Sébastien Schemmel

Personal information
- Date of birth: 2 June 1975 (age 50)
- Place of birth: Nancy, France
- Height: 1.78 m (5 ft 10 in)
- Position: Defender

Senior career*
- Years: Team / Apps / (Gls)
- 1993–1998: Nancy / 146 / (1)
- 1998–2001: Metz / 60 / (2)
- 2001: → West Ham United (loan) / 12 / (0)
- 2001–2003: West Ham United / 51 / (1)
- 2003–2004: Portsmouth / 12 / (0)
- 2004–2005: Le Havre / 8 / (0)
- Total:  / 289 / (4)

= Sébastien Schemmel =

French footballer (born 1975)

Sébastien Schemmel (born 2 June 1975) is a French former professional footballer who played as a defender, most notably for AS Nancy, Metz and West Ham United.

==Career==
Schemmel was born in Nancy.

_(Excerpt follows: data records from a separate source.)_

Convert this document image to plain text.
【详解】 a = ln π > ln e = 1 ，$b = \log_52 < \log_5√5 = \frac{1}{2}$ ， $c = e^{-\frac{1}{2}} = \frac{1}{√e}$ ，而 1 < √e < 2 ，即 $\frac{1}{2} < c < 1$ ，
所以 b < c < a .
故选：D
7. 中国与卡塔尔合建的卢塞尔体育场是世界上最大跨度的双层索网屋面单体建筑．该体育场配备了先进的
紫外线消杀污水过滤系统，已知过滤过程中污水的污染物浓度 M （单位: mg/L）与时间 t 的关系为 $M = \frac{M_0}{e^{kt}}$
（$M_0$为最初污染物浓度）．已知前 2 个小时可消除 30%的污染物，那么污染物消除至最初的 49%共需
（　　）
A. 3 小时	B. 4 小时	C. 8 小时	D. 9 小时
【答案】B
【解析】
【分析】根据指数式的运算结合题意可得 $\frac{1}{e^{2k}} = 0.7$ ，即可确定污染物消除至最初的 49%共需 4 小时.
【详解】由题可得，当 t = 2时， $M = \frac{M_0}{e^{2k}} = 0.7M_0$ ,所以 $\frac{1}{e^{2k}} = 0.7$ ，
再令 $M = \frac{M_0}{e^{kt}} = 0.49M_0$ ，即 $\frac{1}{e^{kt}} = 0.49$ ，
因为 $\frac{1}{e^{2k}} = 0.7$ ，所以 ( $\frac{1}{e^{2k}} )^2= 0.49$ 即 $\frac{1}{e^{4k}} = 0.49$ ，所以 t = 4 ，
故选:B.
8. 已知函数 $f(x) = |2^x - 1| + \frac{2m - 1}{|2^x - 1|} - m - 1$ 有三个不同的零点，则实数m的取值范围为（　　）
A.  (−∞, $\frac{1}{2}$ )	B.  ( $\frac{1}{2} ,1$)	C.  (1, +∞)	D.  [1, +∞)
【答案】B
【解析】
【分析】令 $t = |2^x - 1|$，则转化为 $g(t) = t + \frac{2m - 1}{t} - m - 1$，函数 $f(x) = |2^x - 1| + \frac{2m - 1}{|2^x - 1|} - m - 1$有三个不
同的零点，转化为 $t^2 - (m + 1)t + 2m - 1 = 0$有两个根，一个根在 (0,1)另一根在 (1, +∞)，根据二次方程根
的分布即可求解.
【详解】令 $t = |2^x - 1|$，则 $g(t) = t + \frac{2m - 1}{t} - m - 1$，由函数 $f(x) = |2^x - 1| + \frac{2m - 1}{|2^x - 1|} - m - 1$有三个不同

He played for his hometown club of AS Nancy for 5 seasons, helping them to promotion to Ligue 1 in 1999. His performances earned him a transfer to fellow Ligue 1 club Metz. After a promising start to his Metz career Schemmel was dropped from the first team after an incident in December 2000 when he insulted two journalists, who later lodged a formal complaint with police. This culminated in Metz president Carlo Molinari had describing Schemmel as "phenomenally unstable."

Hearing of Schemmel being unsettled at Metz the West Ham manager Harry Redknapp approached the club to loan the player in January 2001, and he subsequently went on to make his Premier League debut on 22 January against Charlton Athletic. Schemmel had played against West Ham in the 1999 UEFA Intertoto Cup final, and then West Ham scout Glenn Roeder described Schemmel as outstanding. Schemmel impressed through the remainder of the season.

In the off-season, Harry Redknapp left West Ham and Glenn Roeder became the West Ham manager. One of Roeders first decisions was to make Schemmels transfer permanent for £765,000. In his first full season in the he won the "Hammer of the Year" award. Whilst at West Ham he played in their 1–0 victory over Manchester United at Old Trafford in the 2000–01 FA Cup, and scored once in the league against Derby County. The following season saw a downturn in form, perhaps caused by family problems. He left West Ham for Portsmouth in 2003. He scored once during his spell with Portsmouth, in a 2–1 win over Blackpool in the FA Cup.

After being released by Portsmouth in December 2004, he joined Le Havre AC for the rest of the season and played eight games.